And for bonus points–which state did you leave out?
North-East - States included: Connecticut, Maine, New Hampshire, New York, Rhode Island, Vermont
This is an abomination which cannot be allowed to stand.
Based on those groupings, I’ve lived in (had a mailing address as opposed to visiting/passing thru) all of the regions but Central.
OOPS! I somewhat trusted (without actual checking) that a site on education might not leave out Massachusetts, but I was wrong. Mea culpa.
Anybody else want to find a better definition of “regions” and start over?

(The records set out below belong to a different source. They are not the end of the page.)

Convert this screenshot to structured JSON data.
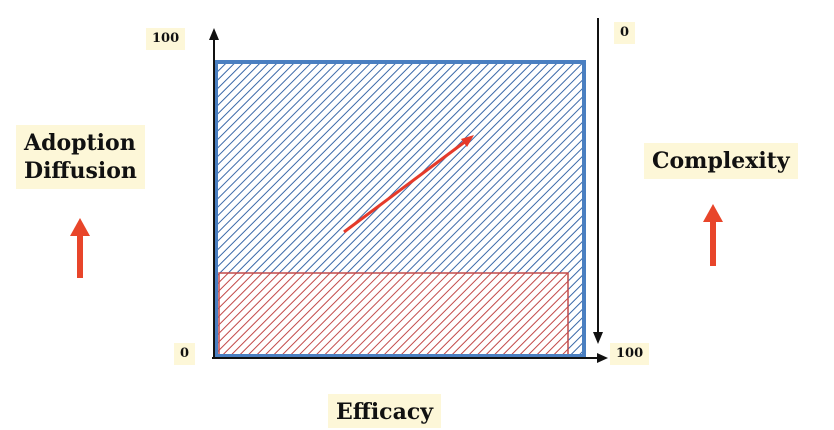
{
  "labels": {
    "left_axis_title_line1": "Adoption",
    "left_axis_title_line2": "Diffusion",
    "right_axis_title": "Complexity",
    "bottom_axis_title": "Efficacy"
  },
  "ticks": {
    "left_top": "100",
    "left_bottom": "0",
    "right_top": "0",
    "right_bottom": "100"
  },
  "colors": {
    "frame_blue": "#4a7fc1",
    "hatch_blue": "#3a68a8",
    "hatch_red": "#c24a4a",
    "trend_arrow": "#e53a2a",
    "side_arrows": "#e8452a",
    "axis_black": "#111111",
    "label_background": "#fdf7d8"
  }
}
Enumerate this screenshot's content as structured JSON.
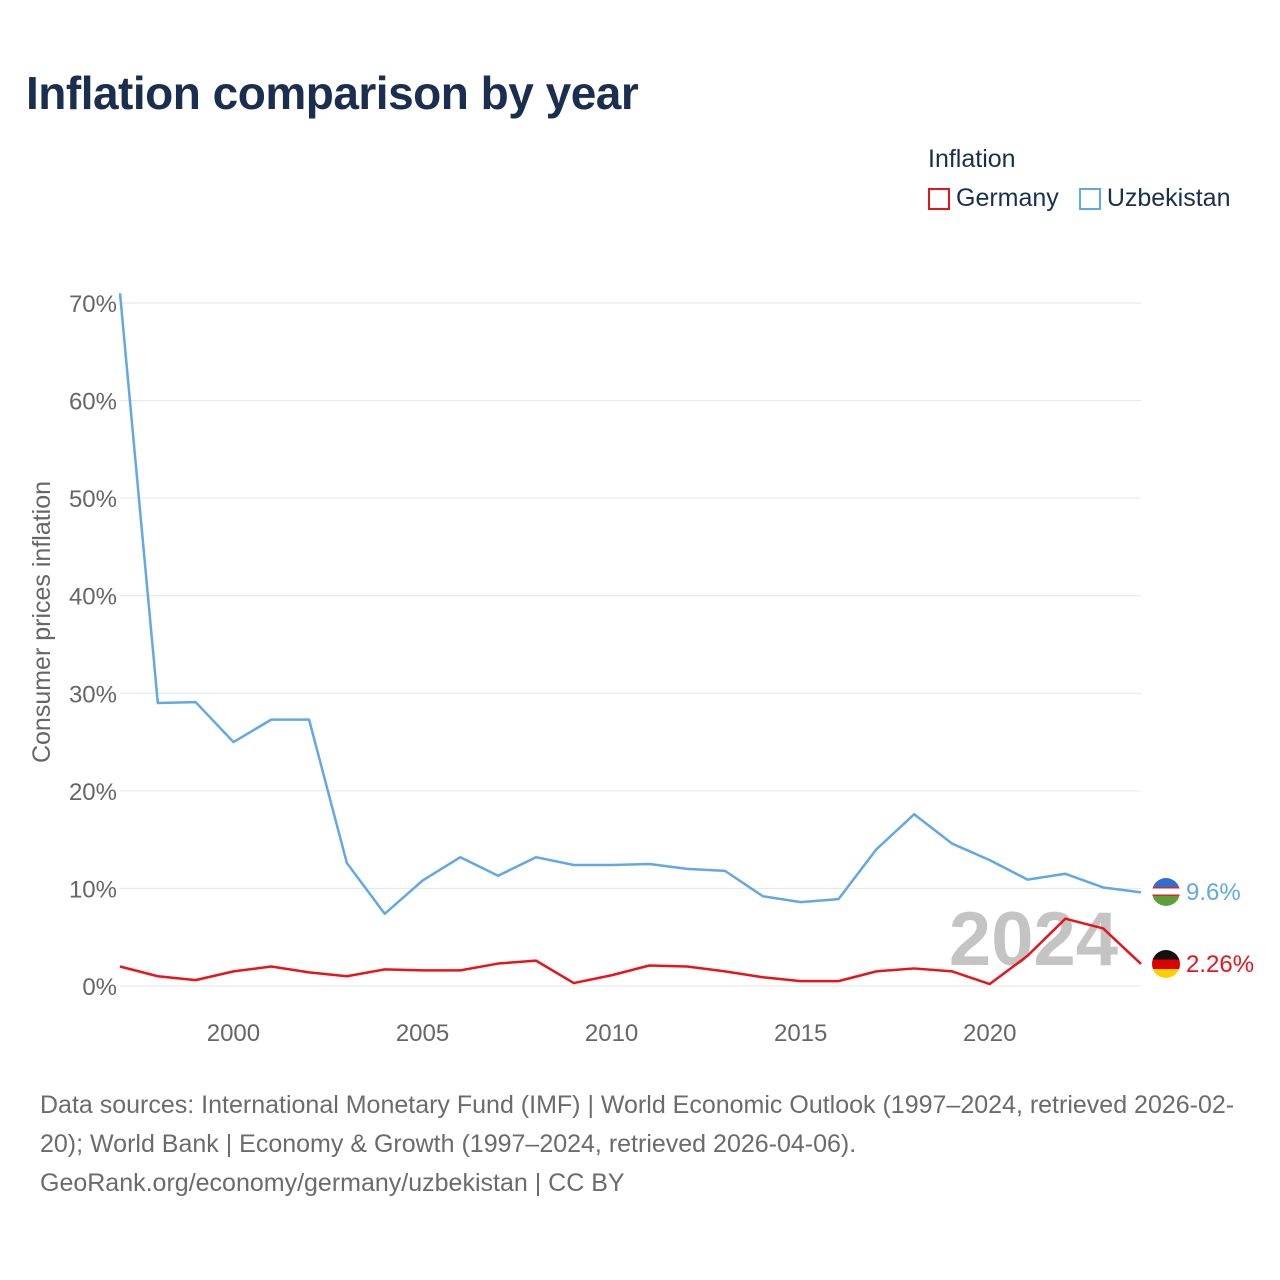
{
  "title": "Inflation comparison by year",
  "legend": {
    "title": "Inflation",
    "items": [
      {
        "label": "Germany",
        "color": "#e8141c"
      },
      {
        "label": "Uzbekistan",
        "color": "#62a8e5"
      }
    ]
  },
  "chart_data": {
    "type": "line",
    "title": "Inflation comparison by year",
    "ylabel": "Consumer prices inflation",
    "xlabel": "",
    "xlim": [
      1997,
      2024
    ],
    "ylim": [
      0,
      70
    ],
    "y_ticks": [
      "0%",
      "10%",
      "20%",
      "30%",
      "40%",
      "50%",
      "60%",
      "70%"
    ],
    "x_ticks": [
      "2000",
      "2005",
      "2010",
      "2015",
      "2020"
    ],
    "year_label": "2024",
    "x": [
      1997,
      1998,
      1999,
      2000,
      2001,
      2002,
      2003,
      2004,
      2005,
      2006,
      2007,
      2008,
      2009,
      2010,
      2011,
      2012,
      2013,
      2014,
      2015,
      2016,
      2017,
      2018,
      2019,
      2020,
      2021,
      2022,
      2023,
      2024
    ],
    "series": [
      {
        "name": "Uzbekistan",
        "color": "#62a8e5",
        "end_label": "9.6%",
        "values": [
          71.0,
          29.0,
          29.1,
          25.0,
          27.3,
          27.3,
          12.6,
          7.4,
          10.8,
          13.2,
          11.3,
          13.2,
          12.4,
          12.4,
          12.5,
          12.0,
          11.8,
          9.2,
          8.6,
          8.9,
          14.0,
          17.6,
          14.6,
          12.9,
          10.9,
          11.5,
          10.1,
          9.6
        ]
      },
      {
        "name": "Germany",
        "color": "#e8141c",
        "end_label": "2.26%",
        "values": [
          2.0,
          1.0,
          0.6,
          1.5,
          2.0,
          1.4,
          1.0,
          1.7,
          1.6,
          1.6,
          2.3,
          2.6,
          0.3,
          1.1,
          2.1,
          2.0,
          1.5,
          0.9,
          0.5,
          0.5,
          1.5,
          1.8,
          1.5,
          0.2,
          3.1,
          6.9,
          5.9,
          2.26
        ]
      }
    ]
  },
  "footer": {
    "sources": "Data sources: International Monetary Fund (IMF) | World Economic Outlook (1997–2024, retrieved 2026-02-20); World Bank | Economy & Growth (1997–2024, retrieved 2026-04-06).",
    "credit": "GeoRank.org/economy/germany/uzbekistan | CC BY"
  }
}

Well, I voted Mid-Atlantic because that’s what we call ourselves, but you’ve put us in the North East. That’s because we are walking distance from New Jersey but we sure can’t walk to Connecticut. Or, what John Mace said, only nicer.
Still, I’m in what is locally known as the tri-state area: New York, New Jersey and Connecticut. Where’s Pennsylvania in your scheme of things?
According to that website:
… but if you’re asking me personally then I’m not sure. I would have hoped the “Self-Identify” thing would have yielded more consistent answers than it did. Maybe “region” is too personal to be meaningful to the whole group?
It’s because New York is a big state. New York City is actually more south than quite a bit of New Jersey. But calling Buffalo Mid-Atlantic is strange since it’s in Canada.
Just for giggles, how would you group the Northeast into “regions”? And how far south and west does the Northeast extend?
If it matters, I have had similar issues with The South.
Laughable regions. I live near Mexico and the Gulf of Mexico, and I’m in the same region as the Manitoba border? When I lived in Kansas City, I commuted every day from the New Orleans region to work in the Bismarck region.
Sorry. Didn’t mean to piss you off. (Hm… I seem to use that phrase a lot in my life.)
As a native Southern Californian now living in Northern Washington, I’ve always called Northern California, Oregon, and Washington (and Idaho, grudgingly) the Pacific Northwest. To me ‘the Northwest’ implies Minnesota to Montana.
I doubt there is any way of carving up the US that will satisfy everyone. But the thing about New England is that is the only region of the US that is actually defined and that everyone agrees on. All the rest is up for debate. You might be able to say “The South” is all the former Confederate States, but VA and TX don’t have much in common (ever seen the movie Giant, with Rock Hudson and Elizabeth Taylor?).
CA is its own thing, and it might even be better to put that state into 2 different categories since NorCal and SoCal don’t abide each other much.
As a norther Californian, it doesn’t surprise me that you, a southern Californian, would lump us into The Pacific Northwest. I can’t imagine anyone in the Bay Area thinking they live in The Pacific Northwest. We ain’t got no totem poles, for one thing!
The Bay Area is on the Central coast.
It’s NEW ENGLAND, bay-bee! Region ONE in the Old Farmer’s Almanac.
(I think of the “northeast” as New Jersey and so on.)
Parts of upstate New York have a New England vibe, which confuses people.
No one in New England is confused about that.
I’d say NY, NJ and CT are in the North East. I wouldn’t call them New England but have no problem saying they’re Mid-Atlantic.
That’s because quite a bit of the early population hadn’t divided the area up into separate states yet. The Duxbury (Vt) staybehinds would say regretfully about the branch that moved to Keene Valley “They’re N’Yawkers now…”. They weren’t when they went there though. I’d say people north of Schenectady (I was born near there) are pretty New England-ish. My mother was a Lake Placid native and her family were always worried when we went to New York to see the other grandparents in the Bronx. They thought Albany was plenty far enough and big enough.
Somehow I’ve managed to end up in a place that has a lot of New England influence- Port Gamble is modeled after a Maine village. We just don’t get much snow.
Yep, odd. I would think there would be a mountain region.
Even here in the Finger Lakes, we identify more with New England than we do with downstate folks in the greater NYC metro area. Small villages, maple trees, lakes. Just more rural poverty around here than in New England, and we don’t have the prep schools of Massachusetts.